On January 6, 2014, pursuant to an Agreement and Plan of Merger between Northeast Automotive Holdings, Inc., Kogeto Acquisition Corp., a Delaware corporation and Kogeto, Inc., Kogeto, Inc. was acquired by NEAU (the “Merger”). In consideration for the purchase of 100% of the issued and outstanding shares in Kogeto, Inc., NEAU issued 24,357,087 shares of its common stock. The Merger will be treated as a recapitalization of the Company for financial accounting purposes. Kogeto, Inc. will be considered the acquirer for accounting purposes, and the historical financial statements of NEAU before the Merger will be replaced with the historical financial statements of Kogeto, Inc. before the Merger in all future filings with the U.S. Securities and Exchange Commission. In addition, the existing management of NEAU resigned and the management of Kogeto. Inc., became the new officers and directors of NEAU.
On January 6, 2014, all issued and outstanding shares of Kogeto. Inc. Series A preferred stock were converted into shares of Kogeto, Inc. common stock and then were immediately exchanged for a pro rata number of shares of NEAU common stock in the Merger. As part of the Merger and share conversion, accelerated vesting was granted to the holders of all of the outstanding stock options, which were then also immediately exchanged for a pro rata number of shares of NEAU common stock.
Also on January 6, 2014, the Company converted $425,000 (plus accrued interest) of the remaining $450,000 of 10% Senior Secured 10% Convertible Notes into common stock, terminating the security interest of same in certain assets of Kogeto Inc. In connection with this conversion, warrants to purchase 500,000 shares of NEAU common stock at an exercise price of $0.31 per share exercisable for a period of 5 years were issued.
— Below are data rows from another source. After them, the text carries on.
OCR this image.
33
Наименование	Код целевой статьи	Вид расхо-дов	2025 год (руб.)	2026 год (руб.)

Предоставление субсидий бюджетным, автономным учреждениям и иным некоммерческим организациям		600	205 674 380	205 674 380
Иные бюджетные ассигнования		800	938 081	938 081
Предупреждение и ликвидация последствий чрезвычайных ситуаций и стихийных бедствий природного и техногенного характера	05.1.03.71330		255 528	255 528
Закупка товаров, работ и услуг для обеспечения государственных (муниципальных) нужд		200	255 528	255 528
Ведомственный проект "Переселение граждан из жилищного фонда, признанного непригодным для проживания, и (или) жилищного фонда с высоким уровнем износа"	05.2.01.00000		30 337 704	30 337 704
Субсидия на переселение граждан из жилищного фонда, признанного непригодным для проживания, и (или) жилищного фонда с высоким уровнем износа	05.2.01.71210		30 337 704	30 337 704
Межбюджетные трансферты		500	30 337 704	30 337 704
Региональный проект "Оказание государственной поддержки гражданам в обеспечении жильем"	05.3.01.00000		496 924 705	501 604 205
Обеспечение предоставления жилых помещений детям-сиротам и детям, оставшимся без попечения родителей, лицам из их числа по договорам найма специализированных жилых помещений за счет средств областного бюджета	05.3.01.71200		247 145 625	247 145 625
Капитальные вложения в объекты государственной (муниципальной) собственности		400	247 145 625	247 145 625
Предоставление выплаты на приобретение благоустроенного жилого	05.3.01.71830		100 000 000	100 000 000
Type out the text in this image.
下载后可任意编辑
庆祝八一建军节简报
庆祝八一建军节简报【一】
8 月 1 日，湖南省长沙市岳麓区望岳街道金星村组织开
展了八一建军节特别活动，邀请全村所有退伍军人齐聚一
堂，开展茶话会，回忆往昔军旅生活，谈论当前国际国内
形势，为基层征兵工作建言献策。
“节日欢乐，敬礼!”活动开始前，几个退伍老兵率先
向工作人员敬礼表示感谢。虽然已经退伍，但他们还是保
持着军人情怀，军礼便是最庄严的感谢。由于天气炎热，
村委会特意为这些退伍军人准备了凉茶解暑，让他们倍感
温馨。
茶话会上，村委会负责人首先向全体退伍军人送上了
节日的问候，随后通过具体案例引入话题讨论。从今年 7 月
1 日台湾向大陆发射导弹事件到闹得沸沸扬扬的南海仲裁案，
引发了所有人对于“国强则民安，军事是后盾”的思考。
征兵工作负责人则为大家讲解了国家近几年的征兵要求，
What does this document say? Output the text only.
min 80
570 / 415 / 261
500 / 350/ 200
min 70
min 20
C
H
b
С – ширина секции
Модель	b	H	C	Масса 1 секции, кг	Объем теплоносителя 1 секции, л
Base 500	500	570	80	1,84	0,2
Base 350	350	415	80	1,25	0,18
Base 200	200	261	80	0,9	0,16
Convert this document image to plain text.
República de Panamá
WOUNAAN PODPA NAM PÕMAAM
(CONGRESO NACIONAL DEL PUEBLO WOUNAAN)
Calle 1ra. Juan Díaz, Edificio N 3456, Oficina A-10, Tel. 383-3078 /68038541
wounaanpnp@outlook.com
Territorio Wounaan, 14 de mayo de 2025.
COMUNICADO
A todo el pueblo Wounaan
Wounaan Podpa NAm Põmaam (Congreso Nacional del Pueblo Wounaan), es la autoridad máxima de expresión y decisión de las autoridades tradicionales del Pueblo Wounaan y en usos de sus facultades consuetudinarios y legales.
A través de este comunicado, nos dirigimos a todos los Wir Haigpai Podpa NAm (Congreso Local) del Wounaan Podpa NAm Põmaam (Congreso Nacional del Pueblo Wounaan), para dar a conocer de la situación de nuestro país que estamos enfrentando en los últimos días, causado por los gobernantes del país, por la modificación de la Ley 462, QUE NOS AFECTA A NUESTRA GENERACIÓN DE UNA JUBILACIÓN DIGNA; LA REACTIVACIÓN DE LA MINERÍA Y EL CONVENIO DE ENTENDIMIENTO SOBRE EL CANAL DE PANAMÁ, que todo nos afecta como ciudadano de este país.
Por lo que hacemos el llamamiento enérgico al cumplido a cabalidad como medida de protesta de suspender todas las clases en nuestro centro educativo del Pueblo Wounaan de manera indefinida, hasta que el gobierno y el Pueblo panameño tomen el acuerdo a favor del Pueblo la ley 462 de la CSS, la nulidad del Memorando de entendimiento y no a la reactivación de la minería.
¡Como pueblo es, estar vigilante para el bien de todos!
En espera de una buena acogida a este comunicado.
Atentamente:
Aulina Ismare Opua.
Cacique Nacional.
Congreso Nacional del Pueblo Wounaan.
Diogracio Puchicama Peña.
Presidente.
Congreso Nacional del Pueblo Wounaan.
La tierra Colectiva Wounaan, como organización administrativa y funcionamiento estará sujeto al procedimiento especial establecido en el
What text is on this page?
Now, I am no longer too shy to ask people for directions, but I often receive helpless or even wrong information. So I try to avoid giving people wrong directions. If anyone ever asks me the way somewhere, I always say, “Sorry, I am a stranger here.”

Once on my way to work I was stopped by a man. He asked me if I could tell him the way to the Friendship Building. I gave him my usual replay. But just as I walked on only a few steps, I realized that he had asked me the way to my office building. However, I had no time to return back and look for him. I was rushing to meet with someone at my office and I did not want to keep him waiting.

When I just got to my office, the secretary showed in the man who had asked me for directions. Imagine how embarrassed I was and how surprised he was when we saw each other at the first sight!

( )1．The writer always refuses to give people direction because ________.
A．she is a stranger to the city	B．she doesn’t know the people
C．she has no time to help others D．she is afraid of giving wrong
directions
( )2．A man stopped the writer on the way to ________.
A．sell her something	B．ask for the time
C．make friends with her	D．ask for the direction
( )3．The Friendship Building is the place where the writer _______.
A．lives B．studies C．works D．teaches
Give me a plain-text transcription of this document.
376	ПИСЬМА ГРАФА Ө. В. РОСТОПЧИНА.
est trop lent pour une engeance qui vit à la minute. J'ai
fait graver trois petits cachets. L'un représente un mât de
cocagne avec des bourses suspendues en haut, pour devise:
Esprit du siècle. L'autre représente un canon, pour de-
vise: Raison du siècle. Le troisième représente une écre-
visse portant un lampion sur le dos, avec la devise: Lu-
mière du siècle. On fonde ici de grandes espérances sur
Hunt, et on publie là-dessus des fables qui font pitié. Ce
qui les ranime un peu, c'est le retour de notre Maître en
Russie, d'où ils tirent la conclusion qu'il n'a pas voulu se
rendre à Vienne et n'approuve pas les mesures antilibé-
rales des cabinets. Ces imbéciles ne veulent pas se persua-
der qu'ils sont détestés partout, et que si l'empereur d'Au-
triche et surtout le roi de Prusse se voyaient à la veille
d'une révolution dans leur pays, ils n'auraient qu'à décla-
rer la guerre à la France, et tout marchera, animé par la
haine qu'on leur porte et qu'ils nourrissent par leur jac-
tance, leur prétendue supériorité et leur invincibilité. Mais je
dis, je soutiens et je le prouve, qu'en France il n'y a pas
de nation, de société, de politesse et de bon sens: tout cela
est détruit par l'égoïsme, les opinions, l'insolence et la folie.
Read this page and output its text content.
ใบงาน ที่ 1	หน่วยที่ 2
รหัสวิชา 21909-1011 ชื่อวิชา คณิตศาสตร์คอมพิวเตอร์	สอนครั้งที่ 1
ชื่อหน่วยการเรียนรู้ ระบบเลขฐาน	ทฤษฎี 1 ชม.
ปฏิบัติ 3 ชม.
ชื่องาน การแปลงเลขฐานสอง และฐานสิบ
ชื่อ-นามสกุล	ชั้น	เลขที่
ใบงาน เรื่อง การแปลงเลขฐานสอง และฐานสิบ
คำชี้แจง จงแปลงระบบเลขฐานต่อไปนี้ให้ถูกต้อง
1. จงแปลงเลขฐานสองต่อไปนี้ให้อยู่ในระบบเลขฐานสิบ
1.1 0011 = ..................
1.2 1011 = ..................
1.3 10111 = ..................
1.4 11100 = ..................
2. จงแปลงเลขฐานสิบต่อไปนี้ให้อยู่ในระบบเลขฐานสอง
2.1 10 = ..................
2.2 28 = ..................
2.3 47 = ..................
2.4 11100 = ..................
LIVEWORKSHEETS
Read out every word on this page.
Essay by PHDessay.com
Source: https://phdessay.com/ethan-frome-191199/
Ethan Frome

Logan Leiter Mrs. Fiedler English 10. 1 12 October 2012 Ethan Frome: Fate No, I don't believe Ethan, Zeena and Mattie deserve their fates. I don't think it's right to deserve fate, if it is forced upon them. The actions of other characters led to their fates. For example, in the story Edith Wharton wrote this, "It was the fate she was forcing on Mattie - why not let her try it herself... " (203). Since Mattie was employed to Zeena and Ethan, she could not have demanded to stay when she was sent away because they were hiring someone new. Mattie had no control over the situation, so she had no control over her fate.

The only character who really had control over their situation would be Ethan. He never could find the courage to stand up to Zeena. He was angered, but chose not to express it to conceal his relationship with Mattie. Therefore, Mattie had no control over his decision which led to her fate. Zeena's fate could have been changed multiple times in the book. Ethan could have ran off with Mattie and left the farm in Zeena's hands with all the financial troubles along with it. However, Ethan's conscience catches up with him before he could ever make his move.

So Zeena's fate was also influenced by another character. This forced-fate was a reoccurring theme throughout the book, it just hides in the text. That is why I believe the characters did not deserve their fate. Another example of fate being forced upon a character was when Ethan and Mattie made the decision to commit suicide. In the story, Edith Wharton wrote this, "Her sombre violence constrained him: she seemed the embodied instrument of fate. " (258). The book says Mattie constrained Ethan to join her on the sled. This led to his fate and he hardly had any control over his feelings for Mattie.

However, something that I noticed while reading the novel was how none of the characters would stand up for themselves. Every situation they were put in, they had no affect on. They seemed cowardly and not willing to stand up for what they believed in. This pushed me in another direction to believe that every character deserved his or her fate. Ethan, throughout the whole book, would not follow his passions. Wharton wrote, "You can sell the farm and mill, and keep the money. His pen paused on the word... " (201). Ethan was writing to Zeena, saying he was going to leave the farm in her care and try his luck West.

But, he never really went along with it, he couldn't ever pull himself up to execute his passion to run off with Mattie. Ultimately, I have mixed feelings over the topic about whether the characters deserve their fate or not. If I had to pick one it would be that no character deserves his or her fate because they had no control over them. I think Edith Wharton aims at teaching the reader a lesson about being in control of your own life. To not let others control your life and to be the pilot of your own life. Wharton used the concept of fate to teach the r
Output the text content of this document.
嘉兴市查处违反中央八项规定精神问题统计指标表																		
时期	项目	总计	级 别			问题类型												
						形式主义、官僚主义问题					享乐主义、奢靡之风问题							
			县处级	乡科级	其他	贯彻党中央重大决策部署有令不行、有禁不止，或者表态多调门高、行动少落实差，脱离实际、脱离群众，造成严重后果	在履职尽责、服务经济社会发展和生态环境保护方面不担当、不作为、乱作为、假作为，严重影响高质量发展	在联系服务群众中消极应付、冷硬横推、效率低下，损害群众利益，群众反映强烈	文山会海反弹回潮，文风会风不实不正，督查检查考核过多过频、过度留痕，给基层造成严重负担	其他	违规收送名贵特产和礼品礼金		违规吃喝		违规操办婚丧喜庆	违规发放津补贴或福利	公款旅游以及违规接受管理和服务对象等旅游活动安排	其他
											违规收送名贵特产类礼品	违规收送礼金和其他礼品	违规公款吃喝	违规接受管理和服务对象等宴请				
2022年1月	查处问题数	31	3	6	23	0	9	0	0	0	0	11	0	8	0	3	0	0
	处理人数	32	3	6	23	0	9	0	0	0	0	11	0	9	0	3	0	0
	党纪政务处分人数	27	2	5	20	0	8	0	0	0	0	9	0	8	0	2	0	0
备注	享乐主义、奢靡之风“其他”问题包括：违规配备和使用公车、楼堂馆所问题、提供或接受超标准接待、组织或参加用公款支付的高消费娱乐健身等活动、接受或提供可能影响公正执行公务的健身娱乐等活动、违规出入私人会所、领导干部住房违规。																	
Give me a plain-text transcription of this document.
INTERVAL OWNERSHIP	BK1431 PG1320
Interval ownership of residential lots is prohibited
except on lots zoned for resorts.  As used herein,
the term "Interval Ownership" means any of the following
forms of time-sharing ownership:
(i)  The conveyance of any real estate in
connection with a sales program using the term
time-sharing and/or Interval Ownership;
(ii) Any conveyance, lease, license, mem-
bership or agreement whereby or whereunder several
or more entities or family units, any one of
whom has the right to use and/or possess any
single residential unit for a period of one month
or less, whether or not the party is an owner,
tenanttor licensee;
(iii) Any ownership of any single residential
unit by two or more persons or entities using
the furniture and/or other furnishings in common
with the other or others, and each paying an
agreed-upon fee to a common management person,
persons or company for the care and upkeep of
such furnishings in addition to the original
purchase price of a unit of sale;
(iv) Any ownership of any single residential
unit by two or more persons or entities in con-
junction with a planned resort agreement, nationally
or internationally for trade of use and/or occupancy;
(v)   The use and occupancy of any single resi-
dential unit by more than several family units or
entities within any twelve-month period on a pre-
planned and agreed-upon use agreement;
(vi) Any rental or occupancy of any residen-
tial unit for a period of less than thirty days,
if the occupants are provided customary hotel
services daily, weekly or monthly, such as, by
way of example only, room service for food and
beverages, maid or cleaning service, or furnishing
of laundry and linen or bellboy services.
A final $25,000 (plus accrued interest) of the Senior Secured 10% Convertible Notes was repaid at the time of the Merger and was therefore not converted.
In January 2014, upon the closing of the Merger and in connection with the $750,000 in Bridge Notes, NEAU issued warrants to purchase 240,000 shares of NEAU common stock at an exercise price of $0.32 per share exercisable for a period of 5 years. Included in the NEAU private placement was the cancellation of $450,000 of these Bridge Notes.
Finally, on January 6, 2014, pursuant to a Membership Interest Purchase Agreement and Plan of Merger between NEAU and Jeff Glasse our Chief Executive Officer and Director, Mr. Glasse sold 100% of the membership interests of Kogeto Lucy, LLC to NEAU in exchange for 1,000 shares of NEAU common stock.